An exchangeable debt is a type of hybrid debt security that can be converted into the shares of a company other than the issuing company (usually a subsidiary). Companies issue exchangeable debt for a number of reasons, including tax savings and divesting a large stake in another company or subsidiary.
Breaking down Exchangeable Debt
Straight debt can be defined as a bond that does not give the investor the option to convert into equity of a company. Since these investors do not get to participate in any price appreciation in the shares of a company, the yield on these bonds is typically higher than a bond with an embedded option to convert. One type of bond that has a convertibility feature is the exchangeable debt.
An exchangeable debt is simply a straight bond plus an embedded option which gives the bondholder the right to convert its debt security into the equity of a company that is not the debt issuer. Most of the time, the underlying company is a subsidiary of the company that issued the exchangeable debt. The exchange must be done at a predetermined time and under specific conditions outlined at the time of issuance. In an exchangeable debt offering, the terms of the issue such as the conversion price, the number of shares into which the debt instrument can be converted (conversion ratio), and the debt maturity are specified in the bond indenture at the time of issue. Because of the exchange provision, exchangeable debt generally carries a lower coupon rate and offers a lower yield than comparable straight debt, as is the case with convertible debt.
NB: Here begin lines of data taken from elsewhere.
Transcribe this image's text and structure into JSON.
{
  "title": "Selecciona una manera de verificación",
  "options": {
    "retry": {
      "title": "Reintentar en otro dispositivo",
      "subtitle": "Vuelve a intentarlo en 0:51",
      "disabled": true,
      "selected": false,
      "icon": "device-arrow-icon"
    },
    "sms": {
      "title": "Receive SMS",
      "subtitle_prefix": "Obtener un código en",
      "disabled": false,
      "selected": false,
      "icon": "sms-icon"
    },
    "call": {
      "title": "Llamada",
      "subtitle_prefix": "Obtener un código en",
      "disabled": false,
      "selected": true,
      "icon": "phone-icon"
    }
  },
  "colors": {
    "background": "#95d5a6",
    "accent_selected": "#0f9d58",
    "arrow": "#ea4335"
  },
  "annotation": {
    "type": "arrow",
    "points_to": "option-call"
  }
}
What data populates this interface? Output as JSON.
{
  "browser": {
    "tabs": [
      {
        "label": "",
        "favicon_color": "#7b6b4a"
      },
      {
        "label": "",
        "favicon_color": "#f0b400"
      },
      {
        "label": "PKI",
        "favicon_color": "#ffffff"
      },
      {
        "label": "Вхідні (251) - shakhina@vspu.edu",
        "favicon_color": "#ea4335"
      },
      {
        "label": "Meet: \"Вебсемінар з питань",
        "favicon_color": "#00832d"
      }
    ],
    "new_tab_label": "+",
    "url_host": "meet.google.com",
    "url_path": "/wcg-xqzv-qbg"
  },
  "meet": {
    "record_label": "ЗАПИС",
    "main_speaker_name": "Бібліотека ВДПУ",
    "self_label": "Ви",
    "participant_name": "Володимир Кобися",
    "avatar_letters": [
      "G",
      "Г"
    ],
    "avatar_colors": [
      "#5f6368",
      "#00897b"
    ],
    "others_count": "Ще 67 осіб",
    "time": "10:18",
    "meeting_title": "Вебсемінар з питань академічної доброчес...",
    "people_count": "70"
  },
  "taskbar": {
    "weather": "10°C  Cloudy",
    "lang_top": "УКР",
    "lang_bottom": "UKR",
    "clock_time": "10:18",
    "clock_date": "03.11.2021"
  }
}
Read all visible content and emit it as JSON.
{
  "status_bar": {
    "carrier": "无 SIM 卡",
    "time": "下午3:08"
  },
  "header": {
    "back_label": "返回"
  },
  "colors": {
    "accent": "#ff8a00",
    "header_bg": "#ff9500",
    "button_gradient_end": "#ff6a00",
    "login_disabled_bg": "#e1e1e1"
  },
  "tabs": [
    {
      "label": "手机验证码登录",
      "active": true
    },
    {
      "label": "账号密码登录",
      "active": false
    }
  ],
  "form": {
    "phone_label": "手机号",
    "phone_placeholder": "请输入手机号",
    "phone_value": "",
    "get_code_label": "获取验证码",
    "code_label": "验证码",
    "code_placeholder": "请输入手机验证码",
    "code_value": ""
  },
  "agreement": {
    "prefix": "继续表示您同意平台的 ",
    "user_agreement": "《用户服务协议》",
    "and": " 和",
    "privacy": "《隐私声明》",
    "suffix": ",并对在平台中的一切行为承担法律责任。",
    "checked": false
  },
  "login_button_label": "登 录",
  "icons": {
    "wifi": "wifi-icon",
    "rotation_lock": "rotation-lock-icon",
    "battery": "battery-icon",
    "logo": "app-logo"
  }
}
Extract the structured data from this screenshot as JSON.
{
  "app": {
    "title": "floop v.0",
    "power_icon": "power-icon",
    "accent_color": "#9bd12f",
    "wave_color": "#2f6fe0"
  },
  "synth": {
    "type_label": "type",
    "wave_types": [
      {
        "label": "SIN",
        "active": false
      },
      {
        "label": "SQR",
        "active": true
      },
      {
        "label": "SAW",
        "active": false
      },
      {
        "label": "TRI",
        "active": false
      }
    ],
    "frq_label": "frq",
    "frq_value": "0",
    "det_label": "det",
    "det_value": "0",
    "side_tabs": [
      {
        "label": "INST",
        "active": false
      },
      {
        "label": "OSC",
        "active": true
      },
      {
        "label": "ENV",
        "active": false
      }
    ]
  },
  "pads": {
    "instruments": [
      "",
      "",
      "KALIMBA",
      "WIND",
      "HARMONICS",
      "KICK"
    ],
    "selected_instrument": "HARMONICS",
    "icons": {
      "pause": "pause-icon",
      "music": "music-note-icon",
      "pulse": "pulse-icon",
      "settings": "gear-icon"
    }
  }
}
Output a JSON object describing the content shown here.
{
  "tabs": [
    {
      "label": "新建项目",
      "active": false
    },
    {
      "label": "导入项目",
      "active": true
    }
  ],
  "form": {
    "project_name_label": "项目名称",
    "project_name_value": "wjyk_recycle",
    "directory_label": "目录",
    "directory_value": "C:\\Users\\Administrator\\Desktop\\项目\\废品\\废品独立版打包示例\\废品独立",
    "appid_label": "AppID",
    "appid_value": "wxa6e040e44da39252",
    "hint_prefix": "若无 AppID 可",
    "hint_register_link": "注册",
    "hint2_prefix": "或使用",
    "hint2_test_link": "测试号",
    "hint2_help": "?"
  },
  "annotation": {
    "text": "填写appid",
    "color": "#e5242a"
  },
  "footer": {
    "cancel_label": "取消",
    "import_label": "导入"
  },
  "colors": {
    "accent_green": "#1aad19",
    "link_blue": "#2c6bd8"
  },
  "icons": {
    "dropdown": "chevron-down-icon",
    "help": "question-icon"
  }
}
Exchangeable Debt vs. Convertible Debt
Exchangeable debt is quite similar to convertible debt, the major difference being that the latter is converted into shares of the underlying issuer rather than shares of a subsidiary as is the case with exchangeable debt. In other words, the payoff of exchangeable debt depends on the performance of a separate company, while the payoff of convertible debt depends on the performance of the issuing company.
An issuer decides when an exchangeable bond is exchanged for shares whereas with a convertible debt the bond is converted into shares or cash when the bond matures.
Valuing Exchangeable Debt
The price of an exchangeable debt is the price of a straight bond plus the value of the embedded option to exchange. Thus, the price of an exchangeable debt is always higher than the price of a straight debt given that the option is an added value to an investor’s holding.
The conversion parity of an exchangeable bond is the value of the shares that can be converted as a result of exercising a call option on the underlying stock. Depending on the parity at the time of exchange, investors determine whether converting exchangeable bonds into underlying shares would be more profitable than having the bonds redeemed at maturity for interest and par value.
Divesting with Exchangeable Debt
A company that wants to divest or sell a large percentage of its holdings in another company can do so through exchangeable debt. A company selling off its shares hastily in another company may be viewed negatively in the market as a signal of financial health deterioration. Also, raising an equity issue may result in undervaluation of the newly issued shares. Therefore, divesting using bonds with an exchangeable option may serve as a more beneficial alternative for issuers. Until the exchangeable debt matures, the holding company or issuer is still entitled to the dividend payments of the underlying company.